Nikos Mavrogiannopoulos nmav at gnutls.org
Fri Dec 18 11:06:51 CET 2009


Sam Varshavchik wrote:
> I want my application to be able to read/write from a TLS session
> concurrently, which requires non-blocking socket transport, and I am
> trying to figure out how to use the API correctly. I see that the
> documentation indicates the gnutls is thread safe; but does that mean
> that one thread can be using gnutls_record_send() while another thread
> be using gnutls_record_recv() at the same time? 

Yes this can be done in a thread safe way without locks. Even fork and
read/write from different processes works. The only issue is on
gnutls_bye(). To terminate the session properly you should call with
SHUT_WR and start reading until EOF (0) is received.

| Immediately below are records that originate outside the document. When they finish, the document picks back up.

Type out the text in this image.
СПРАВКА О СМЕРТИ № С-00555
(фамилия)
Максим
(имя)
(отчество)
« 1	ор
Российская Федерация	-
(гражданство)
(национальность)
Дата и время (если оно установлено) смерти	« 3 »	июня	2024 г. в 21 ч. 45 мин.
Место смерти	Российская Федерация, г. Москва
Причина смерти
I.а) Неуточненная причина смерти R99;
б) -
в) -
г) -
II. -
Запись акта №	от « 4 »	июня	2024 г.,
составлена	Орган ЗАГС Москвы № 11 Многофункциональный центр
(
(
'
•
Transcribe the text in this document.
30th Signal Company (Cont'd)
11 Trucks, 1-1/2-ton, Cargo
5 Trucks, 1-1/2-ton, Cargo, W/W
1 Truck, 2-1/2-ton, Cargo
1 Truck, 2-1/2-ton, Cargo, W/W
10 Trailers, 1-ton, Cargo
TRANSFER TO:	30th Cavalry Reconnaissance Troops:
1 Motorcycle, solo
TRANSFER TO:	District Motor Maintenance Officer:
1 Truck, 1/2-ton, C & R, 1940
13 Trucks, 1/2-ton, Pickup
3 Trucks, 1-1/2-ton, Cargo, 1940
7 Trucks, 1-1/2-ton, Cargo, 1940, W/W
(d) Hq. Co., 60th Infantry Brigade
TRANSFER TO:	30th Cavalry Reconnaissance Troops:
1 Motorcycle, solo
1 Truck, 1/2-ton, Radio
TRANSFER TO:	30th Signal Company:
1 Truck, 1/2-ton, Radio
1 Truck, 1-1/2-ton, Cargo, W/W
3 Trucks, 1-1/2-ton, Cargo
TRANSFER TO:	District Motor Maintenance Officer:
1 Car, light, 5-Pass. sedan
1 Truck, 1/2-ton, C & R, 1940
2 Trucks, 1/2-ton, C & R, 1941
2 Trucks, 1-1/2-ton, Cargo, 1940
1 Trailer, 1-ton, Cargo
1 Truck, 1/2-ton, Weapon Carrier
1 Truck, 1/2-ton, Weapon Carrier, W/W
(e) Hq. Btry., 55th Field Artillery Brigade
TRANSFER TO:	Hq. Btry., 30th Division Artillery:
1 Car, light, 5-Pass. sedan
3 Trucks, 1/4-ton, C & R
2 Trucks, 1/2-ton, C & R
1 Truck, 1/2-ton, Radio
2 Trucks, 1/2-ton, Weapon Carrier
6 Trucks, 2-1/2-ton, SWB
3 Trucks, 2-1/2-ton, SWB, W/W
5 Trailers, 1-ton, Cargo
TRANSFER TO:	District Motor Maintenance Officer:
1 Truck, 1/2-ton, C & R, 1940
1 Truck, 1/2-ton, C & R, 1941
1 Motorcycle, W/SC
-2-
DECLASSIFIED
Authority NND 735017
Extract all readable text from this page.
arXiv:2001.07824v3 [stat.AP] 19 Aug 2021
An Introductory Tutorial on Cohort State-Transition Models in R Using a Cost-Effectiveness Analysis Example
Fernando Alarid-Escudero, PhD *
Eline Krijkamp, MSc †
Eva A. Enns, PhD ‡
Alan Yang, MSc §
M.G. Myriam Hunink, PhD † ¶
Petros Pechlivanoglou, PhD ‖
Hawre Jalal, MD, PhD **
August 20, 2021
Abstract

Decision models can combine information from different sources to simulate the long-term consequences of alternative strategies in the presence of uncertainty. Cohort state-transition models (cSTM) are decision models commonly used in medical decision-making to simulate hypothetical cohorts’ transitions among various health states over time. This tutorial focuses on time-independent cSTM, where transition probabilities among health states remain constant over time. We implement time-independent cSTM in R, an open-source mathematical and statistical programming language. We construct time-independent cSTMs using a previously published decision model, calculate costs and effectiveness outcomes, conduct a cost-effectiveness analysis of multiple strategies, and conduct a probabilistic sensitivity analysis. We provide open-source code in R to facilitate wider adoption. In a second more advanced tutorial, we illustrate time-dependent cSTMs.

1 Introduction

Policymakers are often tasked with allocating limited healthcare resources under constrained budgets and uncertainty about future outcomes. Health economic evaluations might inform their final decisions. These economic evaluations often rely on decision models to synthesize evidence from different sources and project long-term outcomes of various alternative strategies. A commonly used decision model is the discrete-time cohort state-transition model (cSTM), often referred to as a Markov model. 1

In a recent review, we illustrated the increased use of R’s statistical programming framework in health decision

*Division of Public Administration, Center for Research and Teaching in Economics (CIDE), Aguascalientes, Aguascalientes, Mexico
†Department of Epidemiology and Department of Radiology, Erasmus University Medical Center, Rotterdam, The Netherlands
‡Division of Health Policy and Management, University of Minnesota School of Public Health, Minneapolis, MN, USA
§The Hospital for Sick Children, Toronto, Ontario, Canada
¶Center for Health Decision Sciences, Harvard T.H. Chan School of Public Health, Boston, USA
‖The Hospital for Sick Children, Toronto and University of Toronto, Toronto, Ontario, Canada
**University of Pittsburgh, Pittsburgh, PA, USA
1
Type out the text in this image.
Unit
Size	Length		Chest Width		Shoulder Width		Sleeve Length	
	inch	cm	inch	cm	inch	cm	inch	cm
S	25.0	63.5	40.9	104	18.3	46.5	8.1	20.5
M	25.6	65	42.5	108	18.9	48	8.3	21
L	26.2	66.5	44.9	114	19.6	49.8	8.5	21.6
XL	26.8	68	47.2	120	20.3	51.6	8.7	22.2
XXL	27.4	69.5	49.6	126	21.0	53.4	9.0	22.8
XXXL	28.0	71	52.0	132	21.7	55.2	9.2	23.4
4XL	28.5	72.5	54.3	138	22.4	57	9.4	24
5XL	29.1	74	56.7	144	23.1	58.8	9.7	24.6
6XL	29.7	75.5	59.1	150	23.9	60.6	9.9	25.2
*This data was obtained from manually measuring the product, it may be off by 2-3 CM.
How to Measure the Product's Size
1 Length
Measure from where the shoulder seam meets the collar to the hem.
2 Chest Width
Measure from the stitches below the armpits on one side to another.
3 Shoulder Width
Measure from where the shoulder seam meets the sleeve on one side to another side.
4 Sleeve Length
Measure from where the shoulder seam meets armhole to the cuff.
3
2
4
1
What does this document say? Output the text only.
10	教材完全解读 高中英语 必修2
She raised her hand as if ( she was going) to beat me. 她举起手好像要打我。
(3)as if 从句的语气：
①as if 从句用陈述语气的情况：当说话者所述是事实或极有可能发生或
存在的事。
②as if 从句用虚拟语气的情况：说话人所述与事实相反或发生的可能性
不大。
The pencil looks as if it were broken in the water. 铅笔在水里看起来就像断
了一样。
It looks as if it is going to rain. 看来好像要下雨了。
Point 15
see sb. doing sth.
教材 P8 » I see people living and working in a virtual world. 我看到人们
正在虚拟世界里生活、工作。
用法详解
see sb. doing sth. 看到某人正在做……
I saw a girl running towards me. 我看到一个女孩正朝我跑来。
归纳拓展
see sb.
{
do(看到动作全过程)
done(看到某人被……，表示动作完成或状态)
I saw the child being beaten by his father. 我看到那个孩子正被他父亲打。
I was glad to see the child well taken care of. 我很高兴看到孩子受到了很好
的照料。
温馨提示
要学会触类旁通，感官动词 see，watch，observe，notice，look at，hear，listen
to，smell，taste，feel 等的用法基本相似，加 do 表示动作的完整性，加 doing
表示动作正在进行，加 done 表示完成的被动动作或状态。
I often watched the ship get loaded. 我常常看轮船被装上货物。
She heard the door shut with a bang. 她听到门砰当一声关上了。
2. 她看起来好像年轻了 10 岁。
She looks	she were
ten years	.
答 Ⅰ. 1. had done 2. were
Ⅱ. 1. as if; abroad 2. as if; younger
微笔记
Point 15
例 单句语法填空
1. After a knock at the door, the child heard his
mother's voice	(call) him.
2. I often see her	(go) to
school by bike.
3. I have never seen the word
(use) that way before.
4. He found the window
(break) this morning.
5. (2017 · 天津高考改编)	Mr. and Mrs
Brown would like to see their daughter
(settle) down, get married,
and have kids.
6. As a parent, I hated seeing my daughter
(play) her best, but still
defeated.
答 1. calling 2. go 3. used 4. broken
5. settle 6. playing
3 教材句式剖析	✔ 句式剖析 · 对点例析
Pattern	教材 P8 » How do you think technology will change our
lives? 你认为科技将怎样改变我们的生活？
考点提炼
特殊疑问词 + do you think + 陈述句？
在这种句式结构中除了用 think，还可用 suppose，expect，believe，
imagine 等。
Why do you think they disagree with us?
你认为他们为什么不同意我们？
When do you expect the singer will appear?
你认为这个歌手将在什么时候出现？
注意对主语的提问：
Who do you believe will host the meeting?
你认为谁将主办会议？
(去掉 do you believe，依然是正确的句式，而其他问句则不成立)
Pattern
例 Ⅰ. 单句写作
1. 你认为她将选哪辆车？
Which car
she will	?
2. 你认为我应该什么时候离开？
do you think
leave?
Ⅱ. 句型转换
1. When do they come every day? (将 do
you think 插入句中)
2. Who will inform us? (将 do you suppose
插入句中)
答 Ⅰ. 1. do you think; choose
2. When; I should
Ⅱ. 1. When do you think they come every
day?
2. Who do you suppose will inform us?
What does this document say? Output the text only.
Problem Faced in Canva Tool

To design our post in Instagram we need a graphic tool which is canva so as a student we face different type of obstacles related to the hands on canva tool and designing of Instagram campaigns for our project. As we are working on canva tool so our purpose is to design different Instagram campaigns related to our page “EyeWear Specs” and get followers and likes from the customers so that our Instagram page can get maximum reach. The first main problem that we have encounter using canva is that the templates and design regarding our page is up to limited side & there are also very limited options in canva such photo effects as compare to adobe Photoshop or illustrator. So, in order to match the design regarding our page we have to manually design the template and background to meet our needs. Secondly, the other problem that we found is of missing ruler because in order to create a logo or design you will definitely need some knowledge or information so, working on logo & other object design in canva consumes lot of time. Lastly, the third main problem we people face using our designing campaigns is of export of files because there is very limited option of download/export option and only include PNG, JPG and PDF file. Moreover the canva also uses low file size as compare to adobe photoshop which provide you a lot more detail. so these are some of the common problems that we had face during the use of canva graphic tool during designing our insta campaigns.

> That's one approach that
> I am considering. If not, and I have to multiplex a single thread
> between reading and writing, I am trying to figure out how to use the
> API correctly. So far, I have:
> 
> * If there's something waiting to be written, call gnutls_record_send.
> If gnutls_record_send returned GNUTLS_E_INTERRUPTED or GNUTLS_E_AGAIN,
> call gnutls_record_get_direction(), and note its return value. If
> gnutls_record_send wrote something, and there's more left to write, take
> it from the top.
> 
> * Call gnutls_record_recv. If something was read, process the read data,
> and take it from the top again. If gnutls_record_recv came back with
> GNUTLS_E_INTERRUPTED or GNUTLS_E_AGAIN, call
> gnutls_record_get_direction(), combine its return value with the return
> value after gnutls_record_send() (if applicable), computing the
> corresponding combination of POLLIN and POLLOUT, then call poll() to
> wait for the required I/O state.
> 
> Also, in an established TLS session, after the handshake completes, if
> gnutls_record_recv() or gnutls_record_send() returns
> GNUTLS_E_INTERRUPTED or GNUTLS_E_AGAIN, will
> gnutls_record_get_direction() always return 0 after gnutls_record_recv
> and 1 after gnutls_record_send(), or are there situations where
> gnutls_record_recv() would need to write to the underlying transport,
> and gnutls_record_send() would need to read from the underlying
> transport, and how would that be squared away with the application's
> simultaneous usage of gnutls_record_send() and gnutls_record_recv()?

No there is no such case. They behave exactly like recv() and send().